Researchers stated in Proceedings of the National Academy of Sciences “When children are seen by their parents as being more special and more entitled than other children, they may internalize the view that they are superior individuals, a view that is at the core of narcissism. But when children are treated by their parents with affection and appreciation, they may internalize the view that they are valuable individuals, a view that is at the core of self-esteem.”
Basically, it is important for parents to show affection, but at the same time, it is also important for them to teach their children that they are humans and also flawed, and they are the same as others around them. Maintaining a healthy balance of praise and realistic approach is essential. Many times, children also develop narcissistic behavior in order to protect an insecurity they may have, and that’s where these tips can come handy.
- Teach your children to connect with others, not impress. Tell your child you love spending time with him because you love him, not because of his abilities. This will play a role in how your child approaches future relationships.
- Teach your child the importance of empathy.

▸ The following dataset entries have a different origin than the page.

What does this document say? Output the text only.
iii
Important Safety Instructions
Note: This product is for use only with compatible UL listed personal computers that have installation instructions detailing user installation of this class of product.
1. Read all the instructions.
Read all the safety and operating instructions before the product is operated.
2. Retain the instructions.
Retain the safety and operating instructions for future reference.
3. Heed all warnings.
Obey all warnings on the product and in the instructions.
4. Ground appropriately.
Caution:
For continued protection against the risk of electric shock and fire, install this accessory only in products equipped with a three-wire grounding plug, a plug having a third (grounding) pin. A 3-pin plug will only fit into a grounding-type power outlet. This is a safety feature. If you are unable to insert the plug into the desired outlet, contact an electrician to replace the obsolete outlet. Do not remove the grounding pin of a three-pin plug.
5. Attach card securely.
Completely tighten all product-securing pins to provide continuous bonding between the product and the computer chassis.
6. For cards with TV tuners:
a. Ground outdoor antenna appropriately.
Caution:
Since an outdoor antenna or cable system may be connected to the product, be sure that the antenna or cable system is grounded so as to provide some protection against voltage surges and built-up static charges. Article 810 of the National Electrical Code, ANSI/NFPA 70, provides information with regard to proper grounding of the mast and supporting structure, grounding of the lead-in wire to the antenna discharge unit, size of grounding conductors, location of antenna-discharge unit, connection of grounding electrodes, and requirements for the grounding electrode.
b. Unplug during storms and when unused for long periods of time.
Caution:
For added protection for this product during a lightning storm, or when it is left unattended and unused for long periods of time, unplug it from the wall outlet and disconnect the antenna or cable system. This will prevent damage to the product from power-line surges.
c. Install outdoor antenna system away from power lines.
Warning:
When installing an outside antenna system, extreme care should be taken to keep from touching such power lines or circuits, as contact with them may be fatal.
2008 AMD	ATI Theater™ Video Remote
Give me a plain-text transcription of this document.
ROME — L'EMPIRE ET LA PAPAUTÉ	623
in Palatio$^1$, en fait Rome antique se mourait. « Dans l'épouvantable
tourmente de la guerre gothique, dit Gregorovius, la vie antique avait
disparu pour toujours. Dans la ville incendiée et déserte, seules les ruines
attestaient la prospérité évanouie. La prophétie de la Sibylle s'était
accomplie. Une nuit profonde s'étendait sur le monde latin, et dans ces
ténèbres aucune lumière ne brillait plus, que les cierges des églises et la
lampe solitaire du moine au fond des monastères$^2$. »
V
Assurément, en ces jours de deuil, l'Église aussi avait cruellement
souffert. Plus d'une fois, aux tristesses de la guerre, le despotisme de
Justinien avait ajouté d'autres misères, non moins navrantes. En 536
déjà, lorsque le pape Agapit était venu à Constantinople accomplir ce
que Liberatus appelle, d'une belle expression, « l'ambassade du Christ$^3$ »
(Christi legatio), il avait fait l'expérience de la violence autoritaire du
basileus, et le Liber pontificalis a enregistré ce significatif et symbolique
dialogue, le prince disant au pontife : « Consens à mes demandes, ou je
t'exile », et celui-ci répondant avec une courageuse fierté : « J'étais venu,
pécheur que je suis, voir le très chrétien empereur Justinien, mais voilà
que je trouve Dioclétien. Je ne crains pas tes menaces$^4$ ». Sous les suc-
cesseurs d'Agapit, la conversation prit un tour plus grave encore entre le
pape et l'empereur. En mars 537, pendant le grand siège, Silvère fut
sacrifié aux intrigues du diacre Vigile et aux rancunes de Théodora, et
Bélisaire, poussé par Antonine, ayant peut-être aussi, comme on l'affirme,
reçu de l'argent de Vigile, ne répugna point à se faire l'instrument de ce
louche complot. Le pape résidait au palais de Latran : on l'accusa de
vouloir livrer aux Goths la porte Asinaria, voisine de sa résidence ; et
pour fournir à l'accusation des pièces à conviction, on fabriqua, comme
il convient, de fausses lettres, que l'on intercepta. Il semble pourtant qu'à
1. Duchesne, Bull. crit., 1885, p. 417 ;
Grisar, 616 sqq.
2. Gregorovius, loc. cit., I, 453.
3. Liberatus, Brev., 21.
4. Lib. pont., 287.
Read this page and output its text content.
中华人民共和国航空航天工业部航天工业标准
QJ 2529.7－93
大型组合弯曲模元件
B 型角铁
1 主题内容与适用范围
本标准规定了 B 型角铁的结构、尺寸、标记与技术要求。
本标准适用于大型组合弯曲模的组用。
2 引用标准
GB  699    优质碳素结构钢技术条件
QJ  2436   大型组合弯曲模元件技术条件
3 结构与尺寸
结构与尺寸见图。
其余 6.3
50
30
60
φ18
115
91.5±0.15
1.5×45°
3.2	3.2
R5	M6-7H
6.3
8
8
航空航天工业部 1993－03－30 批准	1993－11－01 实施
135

He needs to understand that his actions can hurt another person, and being aware of another person’s emotions and feelings before doing something is essential, and it also plays a role in inculcating social skills that will help him through adulthood.
- Encourage your child to make friends. Friends don’t just speak up the truth, but there’s also no need for your child to be perfect with them in order to be liked or appreciated. Friendships will also help teach your child how his actions affect those around him.
- Be gentle with them. Most narcissists have low self esteem and while discipline is important, make sure you do it with care and respect for your child. Remind him that it is okay to make mistakes, but it is important to apologize and realise that they did something wrong, and also to try and fix it.